In participation with London Craft Week 2019 our Mount Street store in Mayfair is showcasing the work of British sculptor Dominic J McHenry.

Dominic has created a bespoke series of sculptures which will be housed in our store window and accompanied by a selection of key pieces from our upcoming AW19 collection, a collection that celebrates innovative use of shape.

The collaboration, in partnership with Wood Society of the Arts (@woodsocietyofthearts), was formed after being captivated by Dominic’s inspired use of materials and craftsmanship, which are both guiding principles for the Linda Farrow brand.

We caught up with Dominic before the launch of his London Craft Week exhibition to talk materials, inspiration and London.
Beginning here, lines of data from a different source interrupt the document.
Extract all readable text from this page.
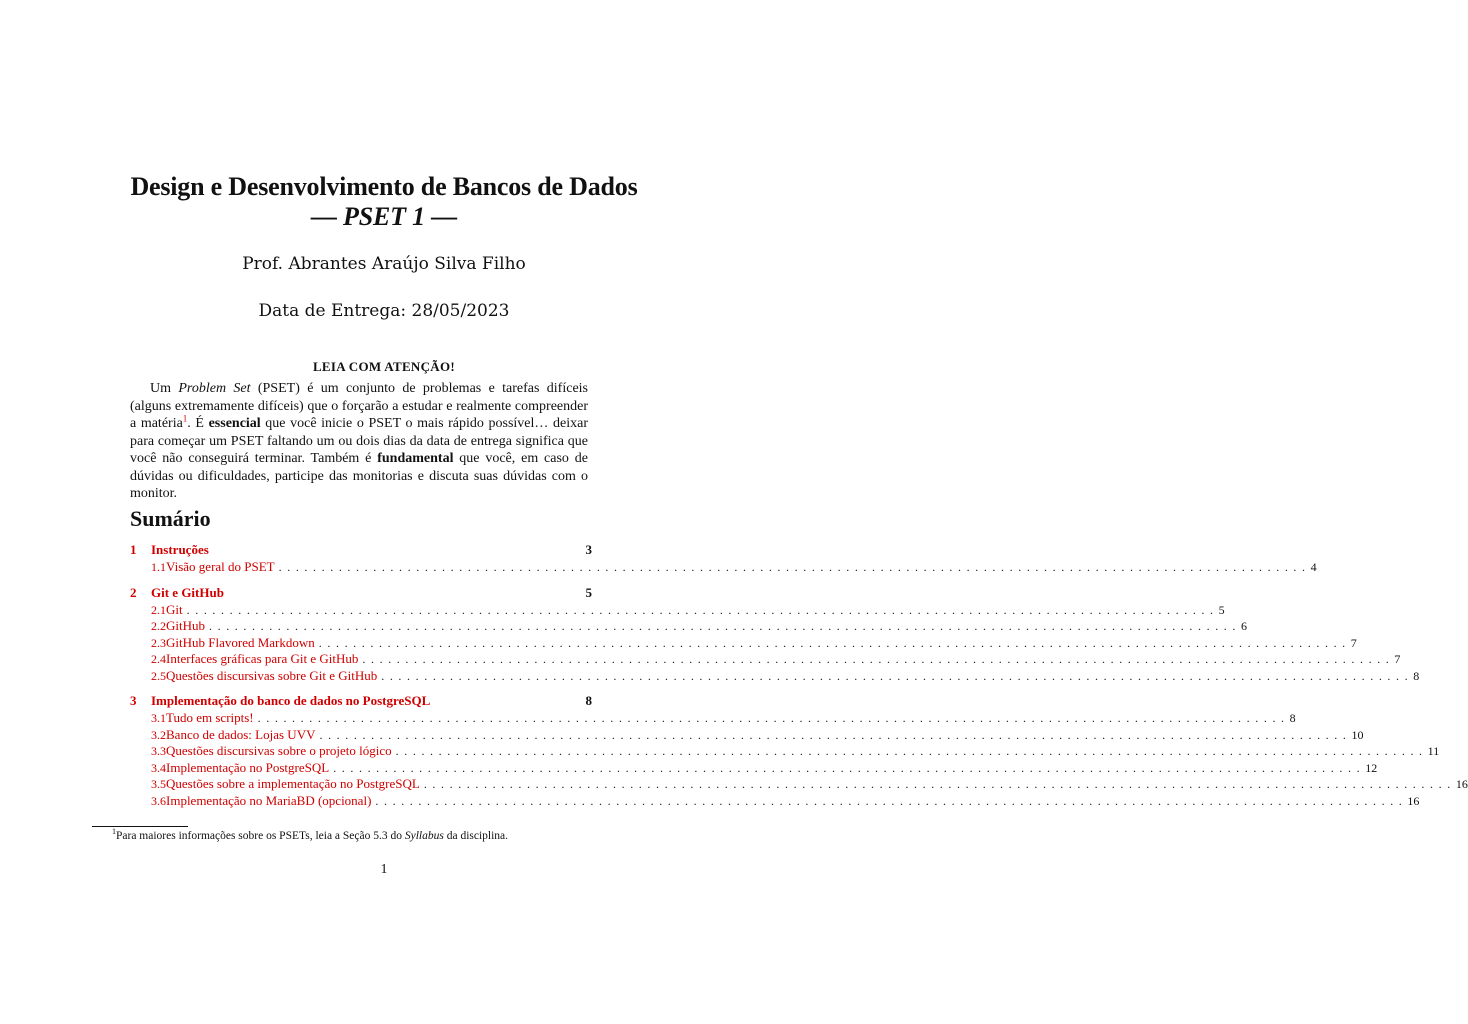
Design e Desenvolvimento de Bancos de Dados
— PSET 1 —
Prof. Abrantes Araújo Silva Filho
Data de Entrega: 28/05/2023
LEIA COM ATENÇÃO!
Um Problem Set (PSET) é um conjunto de problemas e tarefas difíceis (alguns extremamente difíceis) que o forçarão a estudar e realmente compreender a matéria$^1$. É essencial que você inicie o PSET o mais rápido possível… deixar para começar um PSET faltando um ou dois dias da data de entrega significa que você não conseguirá terminar. Também é fundamental que você, em caso de dúvidas ou dificuldades, participe das monitorias e discuta suas dúvidas com o monitor.
Sumário
1	Instruções	3
1.1 Visão geral do PSET ........................................................................................................................ 4
2	Git e GitHub	5
2.1 Git ........................................................................................................................ 5
2.2 GitHub ........................................................................................................................ 6
2.3 GitHub Flavored Markdown ........................................................................................................................ 7
2.4 Interfaces gráficas para Git e GitHub ........................................................................................................................ 7
2.5 Questões discursivas sobre Git e GitHub ........................................................................................................................ 8
3	Implementação do banco de dados no PostgreSQL	8
3.1 Tudo em scripts! ........................................................................................................................ 8
3.2 Banco de dados: Lojas UVV ........................................................................................................................ 10
3.3 Questões discursivas sobre o projeto lógico ........................................................................................................................ 11
3.4 Implementação no PostgreSQL ........................................................................................................................ 12
3.5 Questões sobre a implementação no PostgreSQL ........................................................................................................................ 16
3.6 Implementação no MariaBD (opcional) ........................................................................................................................ 16
$^1$Para maiores informações sobre os PSETs, leia a Seção 5.3 do Syllabus da disciplina.
1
What inspired your recent work for our Mount Street store?
I had a few hours to kill a couple of months ago and I was near the British Museum. I spent the whole afternoon looking at these great fragments from ancient temples that are now resting on white plinths. They looked like modernist abstract sculptures in a gallery. Since then I've been looking for an excuse to make a series of pieces that have that fragmented look of something removed from its original place and function. 
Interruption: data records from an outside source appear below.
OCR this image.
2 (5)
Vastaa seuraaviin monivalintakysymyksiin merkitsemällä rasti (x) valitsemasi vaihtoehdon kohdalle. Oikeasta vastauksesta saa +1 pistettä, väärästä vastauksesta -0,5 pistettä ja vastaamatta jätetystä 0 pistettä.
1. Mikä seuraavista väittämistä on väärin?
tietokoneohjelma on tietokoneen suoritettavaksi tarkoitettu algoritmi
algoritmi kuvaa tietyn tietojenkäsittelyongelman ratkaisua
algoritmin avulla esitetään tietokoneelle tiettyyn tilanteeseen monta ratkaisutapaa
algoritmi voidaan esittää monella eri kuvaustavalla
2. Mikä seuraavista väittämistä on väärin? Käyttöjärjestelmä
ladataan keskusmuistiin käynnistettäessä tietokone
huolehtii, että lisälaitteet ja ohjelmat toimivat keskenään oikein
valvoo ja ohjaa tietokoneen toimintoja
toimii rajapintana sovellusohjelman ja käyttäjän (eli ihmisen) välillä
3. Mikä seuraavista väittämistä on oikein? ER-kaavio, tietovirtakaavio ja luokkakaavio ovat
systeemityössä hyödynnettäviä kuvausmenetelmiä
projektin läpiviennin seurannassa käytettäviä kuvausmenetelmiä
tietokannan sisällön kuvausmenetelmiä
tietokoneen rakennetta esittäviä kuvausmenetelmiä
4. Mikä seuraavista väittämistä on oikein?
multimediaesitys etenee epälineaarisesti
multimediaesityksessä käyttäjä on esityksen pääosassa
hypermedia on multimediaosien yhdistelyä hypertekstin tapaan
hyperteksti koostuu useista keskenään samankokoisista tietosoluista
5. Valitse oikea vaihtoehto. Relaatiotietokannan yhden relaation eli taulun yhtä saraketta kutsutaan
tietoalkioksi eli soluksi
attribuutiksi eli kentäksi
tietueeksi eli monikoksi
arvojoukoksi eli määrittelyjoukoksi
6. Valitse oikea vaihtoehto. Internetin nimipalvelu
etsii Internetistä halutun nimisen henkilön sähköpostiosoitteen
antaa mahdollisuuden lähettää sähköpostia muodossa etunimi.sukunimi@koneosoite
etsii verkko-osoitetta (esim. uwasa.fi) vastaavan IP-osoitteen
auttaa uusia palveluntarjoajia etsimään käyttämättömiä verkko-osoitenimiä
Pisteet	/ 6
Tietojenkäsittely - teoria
Where do your ideas come from?
I spend a lot of time drawing plans in big sketch book I carry around with me. Drawing is a key part of my practice as that is where a lot of my ideas are crystalized. I explore geometric patterns and shapes on my drawing board to see what kind of sculptures I can get out of the materials I have. I like to look at my previous sculptures and see where I can push certain aspects more or where I can simplify a line or curve. 

How do you decide on the materiality for each sculpture?
The material of my sculptures is not as important to me when compared with the form. Often the material is a means to an end and is used because it’s available to me at the time. The form of the sculpture is the subject of the work and the material is the method.

How do you know when a sculpture is finished?
My approach to sculpture is unlike any other artist I know. Instead of exploring and discovering new avenues as I progress though the work, I tend of work to a plan that I draught up beforehand. I have a clear image of the piece before I begin work. The creative process is over by the time I pick up my tools.

Do you recall a pivotal moment when you decided to be an artist?
I can't recall an exact moment I thought to become an artist. I’m still unsure if I want to be one. It’s something I have always done from as far back as I can remember, be it painting air fix tanks or making structures out of Lego, I’ve constantly been making things with my hands.  I used to want to be a ballet dancer for a long period, until I realised I wasn't any good. Maybe that gave me a discipline in understanding three-dimensional form, I’m not sure. 

Do you prefer to work independently or as part of a community?
I love to work on my own. I think most artists like to be on their own when creating art. There are very few jobs that allow that level of independent work. Having said that some of the best fun I've had has come from working with a collective called Bask. It comprises of me and two other sculptors and we have managed to build up a short hand language when creating work. Great things happen when we work together.

What is your favourite art gallery in London and why?
It’s hard to have favourite gallery because often the ones I love put on work I don't like and vice versa. Architecturally, I am blown away by Tate Modern’s Blavatnik Building. I will happily walk about it without looking at any art.